1. Wij veroordelen met al onze energie en verantwoordelijkheid het optreden van de ordehandhavers die gisteren, 13 mei 1977, een gewelddadige dood veroorzaakten en verscheidene ernstige gewonden. Wij vragen, aan diegene die hiertoe de opdracht gaven, om een ernstige beperking van het gebruik van wapens aan te bevelen. Dit is absoluut noodzakelijk opdat de inwoners van Pamplona de ordehandhavers niet meer als vijanden zouden zien, maar als personen ten dienste van het volk.

2. Wij onderstrepen met felheid de eis dat de regering onmiddellijk alle politieke gevangenen vrijlaat. Alleen totale amnestie is een garantie voor noodzakelijke vrede in ons land op de vooravond van de verkiezingen.

3. Wij betuigen ons welgemeende medeleven met de familie van het slachtoffer, en roepen op om alle vlaggen halfstok te hangen als signaal van rouw.

4. Wij doen een beroep op alle politieke groepen en op de inwoners van Pamplona om de kalmte en de sereniteit te bewaren, emoties compatible met de smart en de verontwaardiging die wij allen samen delen.

5. Wij roepen de waarnemende burgemeester en de raadsleden don Miguel Javier Urmeneta Ajarnaute en don Juan Manuel Pérez Balda op om onmiddellijk naar Madrid te reizen en aan de president van de regering de verschrikkelijke toestand te melden en urgent adequate maatregelen te vragen

Ondanks de inname door de ordehandhavers bleven de bezettingen en de manifestaties doorgaan, zoals in de Avenida de Villava waar 3.000 manifestanten waren samengetroept. Dezelfde taferelen speelden zich af in andere steden en gemeenten van Navarra, zoals in Tudela, Vera de Bidasoa, Alzate, Alsasua, Lecumberri ...

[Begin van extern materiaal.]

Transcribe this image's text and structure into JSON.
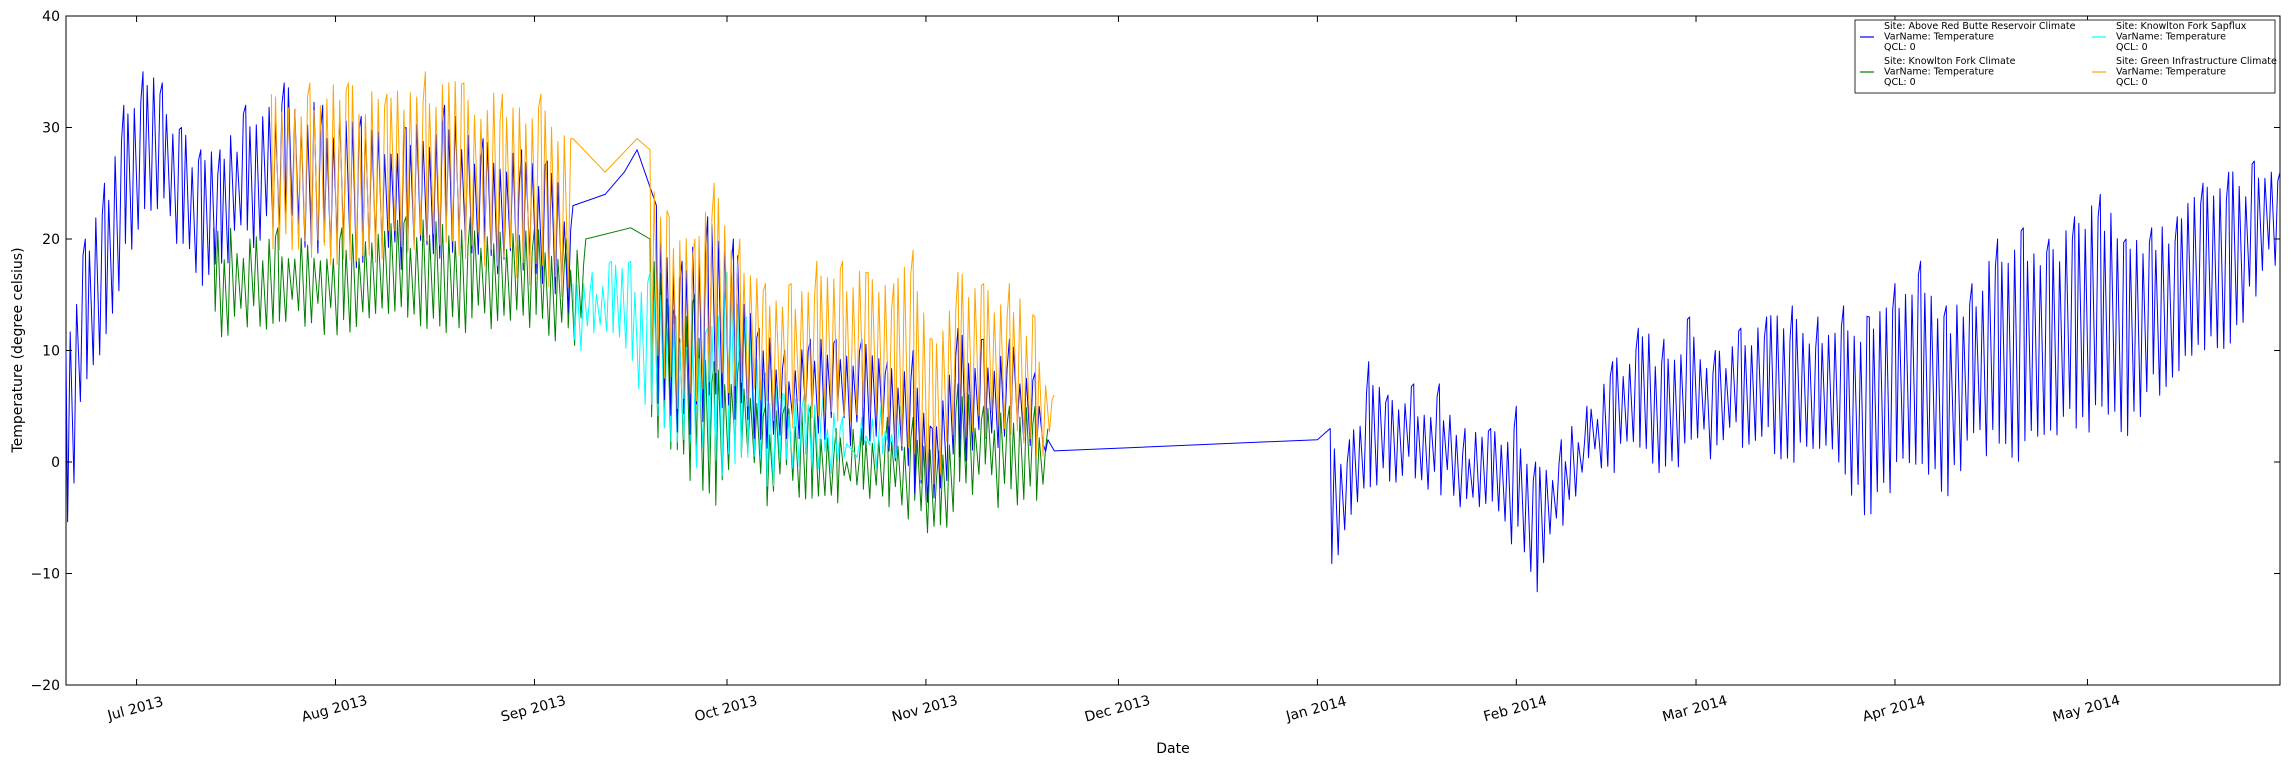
{
  "chart_data": {
    "type": "line",
    "title": "",
    "xlabel": "Date",
    "ylabel": "Temperature (degree celsius)",
    "xlim": [
      "2013-06-20",
      "2014-05-31"
    ],
    "ylim": [
      -20,
      40
    ],
    "y_ticks": [
      -20,
      -10,
      0,
      10,
      20,
      30,
      40
    ],
    "x_ticks": [
      {
        "date": "2013-07-01",
        "label": "Jul 2013"
      },
      {
        "date": "2013-08-01",
        "label": "Aug 2013"
      },
      {
        "date": "2013-09-01",
        "label": "Sep 2013"
      },
      {
        "date": "2013-10-01",
        "label": "Oct 2013"
      },
      {
        "date": "2013-11-01",
        "label": "Nov 2013"
      },
      {
        "date": "2013-12-01",
        "label": "Dec 2013"
      },
      {
        "date": "2014-01-01",
        "label": "Jan 2014"
      },
      {
        "date": "2014-02-01",
        "label": "Feb 2014"
      },
      {
        "date": "2014-03-01",
        "label": "Mar 2014"
      },
      {
        "date": "2014-04-01",
        "label": "Apr 2014"
      },
      {
        "date": "2014-05-01",
        "label": "May 2014"
      }
    ],
    "grid": false,
    "legend_position": "top-right",
    "series": [
      {
        "name": "Site: Knowlton Fork Climate\nVarName: Temperature\nQCL: 0",
        "color": "#008000",
        "daily": [
          [
            "2013-07-13",
            21,
            11
          ],
          [
            "2013-07-23",
            21,
            12
          ],
          [
            "2013-08-02",
            21,
            11
          ],
          [
            "2013-08-12",
            22,
            12
          ],
          [
            "2013-08-22",
            22,
            11
          ],
          [
            "2013-09-01",
            21,
            12
          ],
          [
            "2013-09-06",
            20,
            10
          ],
          [
            "2013-09-09",
            20,
            10
          ],
          [
            "2013-09-16",
            21,
            null
          ],
          [
            "2013-09-19",
            20,
            3
          ],
          [
            "2013-09-23",
            13,
            -1
          ],
          [
            "2013-09-26",
            15,
            -2
          ],
          [
            "2013-09-29",
            9,
            -5
          ],
          [
            "2013-10-03",
            10,
            0
          ],
          [
            "2013-10-07",
            5,
            -4
          ],
          [
            "2013-10-10",
            5,
            -3
          ],
          [
            "2013-10-14",
            5,
            -4
          ],
          [
            "2013-10-18",
            3,
            -4
          ],
          [
            "2013-10-22",
            3,
            -4
          ],
          [
            "2013-10-26",
            4,
            -4
          ],
          [
            "2013-10-30",
            4,
            -6
          ],
          [
            "2013-11-03",
            1,
            -8
          ],
          [
            "2013-11-06",
            7,
            -4
          ],
          [
            "2013-11-10",
            5,
            -3
          ],
          [
            "2013-11-14",
            5,
            -5
          ],
          [
            "2013-11-18",
            5,
            -4
          ],
          [
            "2013-11-20",
            3,
            -3
          ]
        ]
      },
      {
        "name": "Site: Knowlton Fork Sapflux\nVarName: Temperature\nQCL: 0",
        "color": "#00ffff",
        "daily": [
          [
            "2013-09-07",
            16,
            10
          ],
          [
            "2013-09-10",
            17,
            9
          ],
          [
            "2013-09-13",
            18,
            10
          ],
          [
            "2013-09-16",
            18,
            8
          ],
          [
            "2013-09-19",
            17,
            3
          ],
          [
            "2013-09-22",
            14,
            2
          ],
          [
            "2013-09-25",
            10,
            -1
          ],
          [
            "2013-09-28",
            12,
            0
          ],
          [
            "2013-10-01",
            17,
            -2
          ],
          [
            "2013-10-04",
            13,
            0
          ],
          [
            "2013-10-07",
            8,
            -3
          ],
          [
            "2013-10-10",
            6,
            -2
          ],
          [
            "2013-10-13",
            6,
            -2
          ],
          [
            "2013-10-16",
            6,
            -1
          ],
          [
            "2013-10-19",
            4,
            -2
          ],
          [
            "2013-10-22",
            4,
            -1
          ],
          [
            "2013-10-25",
            5,
            -1
          ],
          [
            "2013-10-28",
            5,
            -2
          ]
        ]
      },
      {
        "name": "Site: Above Red Butte Reservoir Climate\nVarName: Temperature\nQCL: 0",
        "color": "#0000ff",
        "daily": [
          [
            "2013-06-20",
            10,
            -9
          ],
          [
            "2013-06-23",
            20,
            7
          ],
          [
            "2013-06-26",
            25,
            10
          ],
          [
            "2013-06-29",
            32,
            17
          ],
          [
            "2013-07-02",
            35,
            21
          ],
          [
            "2013-07-05",
            34,
            22
          ],
          [
            "2013-07-08",
            30,
            17
          ],
          [
            "2013-07-11",
            28,
            15
          ],
          [
            "2013-07-14",
            28,
            17
          ],
          [
            "2013-07-18",
            32,
            19
          ],
          [
            "2013-07-24",
            34,
            20
          ],
          [
            "2013-07-30",
            32,
            18
          ],
          [
            "2013-08-05",
            31,
            17
          ],
          [
            "2013-08-12",
            30,
            17
          ],
          [
            "2013-08-18",
            32,
            18
          ],
          [
            "2013-08-24",
            29,
            17
          ],
          [
            "2013-08-30",
            28,
            16
          ],
          [
            "2013-09-03",
            27,
            15
          ],
          [
            "2013-09-07",
            23,
            12
          ],
          [
            "2013-09-12",
            24,
            null
          ],
          [
            "2013-09-15",
            26,
            null
          ],
          [
            "2013-09-17",
            28,
            null
          ],
          [
            "2013-09-20",
            23,
            5
          ],
          [
            "2013-09-24",
            18,
            2
          ],
          [
            "2013-09-28",
            22,
            3
          ],
          [
            "2013-10-02",
            20,
            4
          ],
          [
            "2013-10-06",
            12,
            0
          ],
          [
            "2013-10-10",
            10,
            1
          ],
          [
            "2013-10-14",
            11,
            2
          ],
          [
            "2013-10-18",
            11,
            2
          ],
          [
            "2013-10-22",
            11,
            1
          ],
          [
            "2013-10-26",
            9,
            0
          ],
          [
            "2013-10-30",
            10,
            -3
          ],
          [
            "2013-11-02",
            3,
            -5
          ],
          [
            "2013-11-06",
            12,
            0
          ],
          [
            "2013-11-10",
            11,
            0
          ],
          [
            "2013-11-14",
            11,
            1
          ],
          [
            "2013-11-18",
            8,
            0
          ],
          [
            "2013-11-20",
            2,
            0
          ],
          [
            "2013-11-21",
            1,
            null
          ],
          [
            "2014-01-01",
            2,
            null
          ],
          [
            "2014-01-03",
            3,
            -12
          ],
          [
            "2014-01-06",
            2,
            -5
          ],
          [
            "2014-01-09",
            9,
            -3
          ],
          [
            "2014-01-12",
            6,
            -3
          ],
          [
            "2014-01-16",
            7,
            -2
          ],
          [
            "2014-01-20",
            7,
            -3
          ],
          [
            "2014-01-24",
            3,
            -5
          ],
          [
            "2014-01-28",
            3,
            -6
          ],
          [
            "2014-02-01",
            5,
            -8
          ],
          [
            "2014-02-04",
            0,
            -12
          ],
          [
            "2014-02-08",
            2,
            -6
          ],
          [
            "2014-02-12",
            5,
            -2
          ],
          [
            "2014-02-16",
            9,
            -1
          ],
          [
            "2014-02-20",
            12,
            0
          ],
          [
            "2014-02-24",
            11,
            -3
          ],
          [
            "2014-02-28",
            13,
            0
          ],
          [
            "2014-03-04",
            10,
            0
          ],
          [
            "2014-03-08",
            12,
            1
          ],
          [
            "2014-03-12",
            13,
            1
          ],
          [
            "2014-03-16",
            14,
            -1
          ],
          [
            "2014-03-20",
            13,
            0
          ],
          [
            "2014-03-24",
            14,
            -2
          ],
          [
            "2014-03-28",
            13,
            -6
          ],
          [
            "2014-04-01",
            16,
            -2
          ],
          [
            "2014-04-05",
            18,
            0
          ],
          [
            "2014-04-09",
            14,
            -4
          ],
          [
            "2014-04-13",
            16,
            0
          ],
          [
            "2014-04-17",
            20,
            0
          ],
          [
            "2014-04-21",
            21,
            0
          ],
          [
            "2014-04-25",
            20,
            1
          ],
          [
            "2014-04-29",
            22,
            2
          ],
          [
            "2014-05-03",
            24,
            3
          ],
          [
            "2014-05-07",
            20,
            2
          ],
          [
            "2014-05-11",
            21,
            5
          ],
          [
            "2014-05-15",
            22,
            8
          ],
          [
            "2014-05-19",
            25,
            10
          ],
          [
            "2014-05-23",
            26,
            10
          ],
          [
            "2014-05-27",
            27,
            14
          ],
          [
            "2014-05-31",
            26,
            18
          ]
        ]
      },
      {
        "name": "Site: Green Infrastructure Climate\nVarName: Temperature\nQCL: 0",
        "color": "#ffa500",
        "daily": [
          [
            "2013-07-22",
            33,
            18
          ],
          [
            "2013-07-28",
            34,
            18
          ],
          [
            "2013-08-03",
            34,
            17
          ],
          [
            "2013-08-09",
            33,
            18
          ],
          [
            "2013-08-15",
            35,
            18
          ],
          [
            "2013-08-21",
            34,
            18
          ],
          [
            "2013-08-27",
            33,
            17
          ],
          [
            "2013-09-02",
            33,
            15
          ],
          [
            "2013-09-07",
            29,
            13
          ],
          [
            "2013-09-12",
            26,
            null
          ],
          [
            "2013-09-17",
            29,
            null
          ],
          [
            "2013-09-19",
            28,
            8
          ],
          [
            "2013-09-22",
            22,
            5
          ],
          [
            "2013-09-26",
            20,
            3
          ],
          [
            "2013-09-29",
            25,
            5
          ],
          [
            "2013-10-03",
            20,
            5
          ],
          [
            "2013-10-07",
            16,
            3
          ],
          [
            "2013-10-11",
            16,
            3
          ],
          [
            "2013-10-15",
            18,
            3
          ],
          [
            "2013-10-19",
            18,
            2
          ],
          [
            "2013-10-23",
            17,
            2
          ],
          [
            "2013-10-27",
            16,
            0
          ],
          [
            "2013-10-30",
            19,
            -2
          ],
          [
            "2013-11-02",
            11,
            -3
          ],
          [
            "2013-11-06",
            17,
            2
          ],
          [
            "2013-11-10",
            16,
            2
          ],
          [
            "2013-11-14",
            16,
            1
          ],
          [
            "2013-11-18",
            13,
            0
          ],
          [
            "2013-11-21",
            6,
            1
          ]
        ]
      }
    ]
  }
}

In Ortuella (Bizkaia) viel opnieuw een dodelijk slachtoffer. Toen een groep vrienden terugkeerde van een vrijgezellenfuif en zij zich naar het centrum van de gemeente begaven, werden zij gevolgd door jeeps van de Guardia Civil, die met gedoofde lichten reden. Plots hoorden zij het geluid van de portieren die opsloegen en van de Guardias die uit de jeeps sprongen. Zij zetten het op een lopen, maar de Guardia Civil begon met scherp te schieten. Manuel Fuentes Mesa (de 5de dode), een lid van de CCOO-Comisiones Obreras, een vakbond, werd met een schot in het hoofd geraakt en overleed ter plaatse.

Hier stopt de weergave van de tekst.